One vacancy in particular has been the focus of much marketing efforts, Freda said. The long-shuttered Taco Bell/KFC building may soon become available, he said, as the town works with Stop and Shop, which owns the building. The problem has been that Taco Bell and KFC have a long-term $9,000 a month lease on the building, he said, but they are working with Stop and Shop to find a way for the lease to be bought out so a new business can come in.
There’s also a new buffet-style restaurant interested in the space that was formerly the Hibachi Sushi & Seafood Buffet, Freda said. The restaurant has requested a liquor license, he said, and because it’s located across the street from St. Barnabas Church, it must get approvals from the Zoning Board of Appeals.
“There are lots of good things happening here,” Freda said. While Amazon was a big win for the town, even the smaller projects help grow the grand list, he said. “I am absolutely relentless on continuing to ensure that there’s positive momentum happening here in light of all the negativity we are hearing from the state,” he said.

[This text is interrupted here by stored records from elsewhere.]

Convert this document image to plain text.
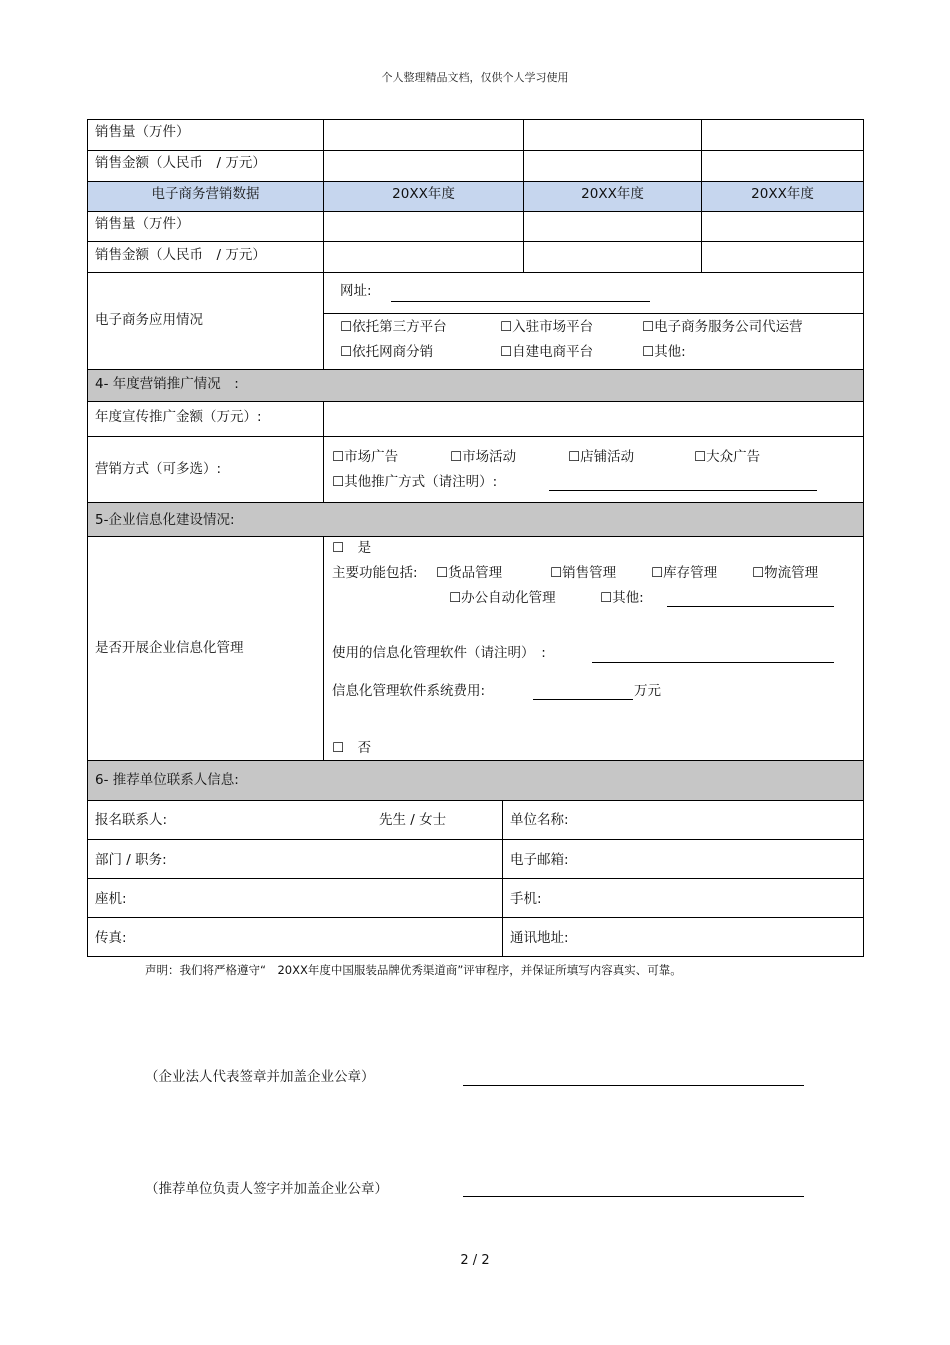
个人整理精品文档，仅供个人学习使用
销售量（万件）
销售金额（人民币　/ 万元）
电子商务营销数据	20XX年度	20XX年度	20XX年度
销售量（万件）
销售金额（人民币　/ 万元）
电子商务应用情况
网址:
☐依托第三方平台	☐入驻市场平台	☐电子商务服务公司代运营
☐依托网商分销	☐自建电商平台	☐其他:
4- 年度营销推广情况　:
年度宣传推广金额（万元）:
营销方式（可多选）:
☐市场广告	☐市场活动	☐店铺活动	☐大众广告
☐其他推广方式（请注明）:
5-企业信息化建设情况:
是否开展企业信息化管理
☐　是
主要功能包括: ☐货品管理	☐销售管理	☐库存管理	☐物流管理
☐办公自动化管理	☐其他:
使用的信息化管理软件（请注明）　:
信息化管理软件系统费用:	万元
☐　否
6- 推荐单位联系人信息:
报名联系人:	先生 / 女士	单位名称:
部门 / 职务:	电子邮箱:
座机:	手机:
传真:	通讯地址:
声明：我们将严格遵守“　20XX年度中国服装品牌优秀渠道商”评审程序，并保证所填写内容真实、可靠。
（企业法人代表签章并加盖企业公章）
（推荐单位负责人签字并加盖企业公章）
2 / 2
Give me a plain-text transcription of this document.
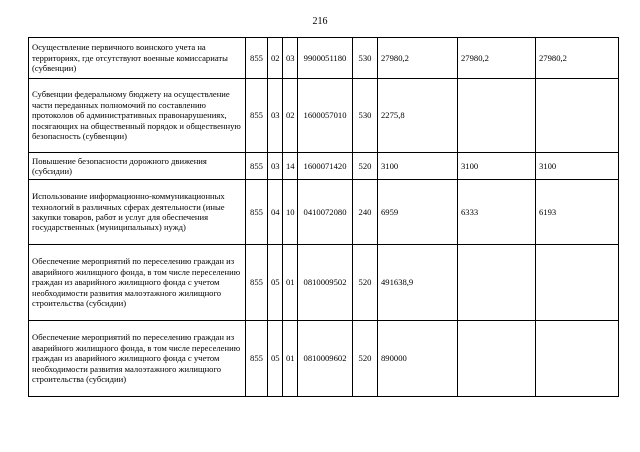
216
Осуществление первичного воинского учета на территориях, где отсутствуют военные комиссариаты (субвенции)	855	02	03	9900051180	530	27980,2	27980,2	27980,2
Субвенции федеральному бюджету на осуществление части переданных полномочий по составлению протоколов об административных правонарушениях, посягающих на общественный порядок и общественную безопасность (субвенции)	855	03	02	1600057010	530	2275,8		
Повышение безопасности дорожного движения (субсидии)	855	03	14	1600071420	520	3100	3100	3100
Использование информационно-коммуникационных технологий в различных сферах деятельности (иные закупки товаров, работ и услуг для обеспечения государственных (муниципальных) нужд)	855	04	10	0410072080	240	6959	6333	6193
Обеспечение мероприятий по переселению граждан из аварийного жилищного фонда, в том числе переселению граждан из аварийного жилищного фонда с учетом необходимости развития малоэтажного жилищного строительства (субсидии)	855	05	01	0810009502	520	491638,9		
Обеспечение мероприятий по переселению граждан из аварийного жилищного фонда, в том числе переселению граждан из аварийного жилищного фонда с учетом необходимости развития малоэтажного жилищного строительства (субсидии)	855	05	01	0810009602	520	890000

And even when projects don’t work out, those failures open up new opportunities for other businesses.
“I like delivering information in real time fashion, and sometimes the problem with that is I have high expectations and inevitably some of them fail,” Freda said, pointing to the former Clintonville Manor. Maplewood Senior Living announced plans for a state-of-the-art senior facility with an emphasis on Alzheimer’s disease and dementia, but the company pulled out at the last minute for financial reasons.
“That doesn’t mean we get discouraged,” Freda said. Two other options for a senior living facility are now trying to get into that property, he said. “There is a lot of good momentum on this,” he said. “We can’t make announcement right now because hasn’t happened yet, but we are working with these properties to find solutions.”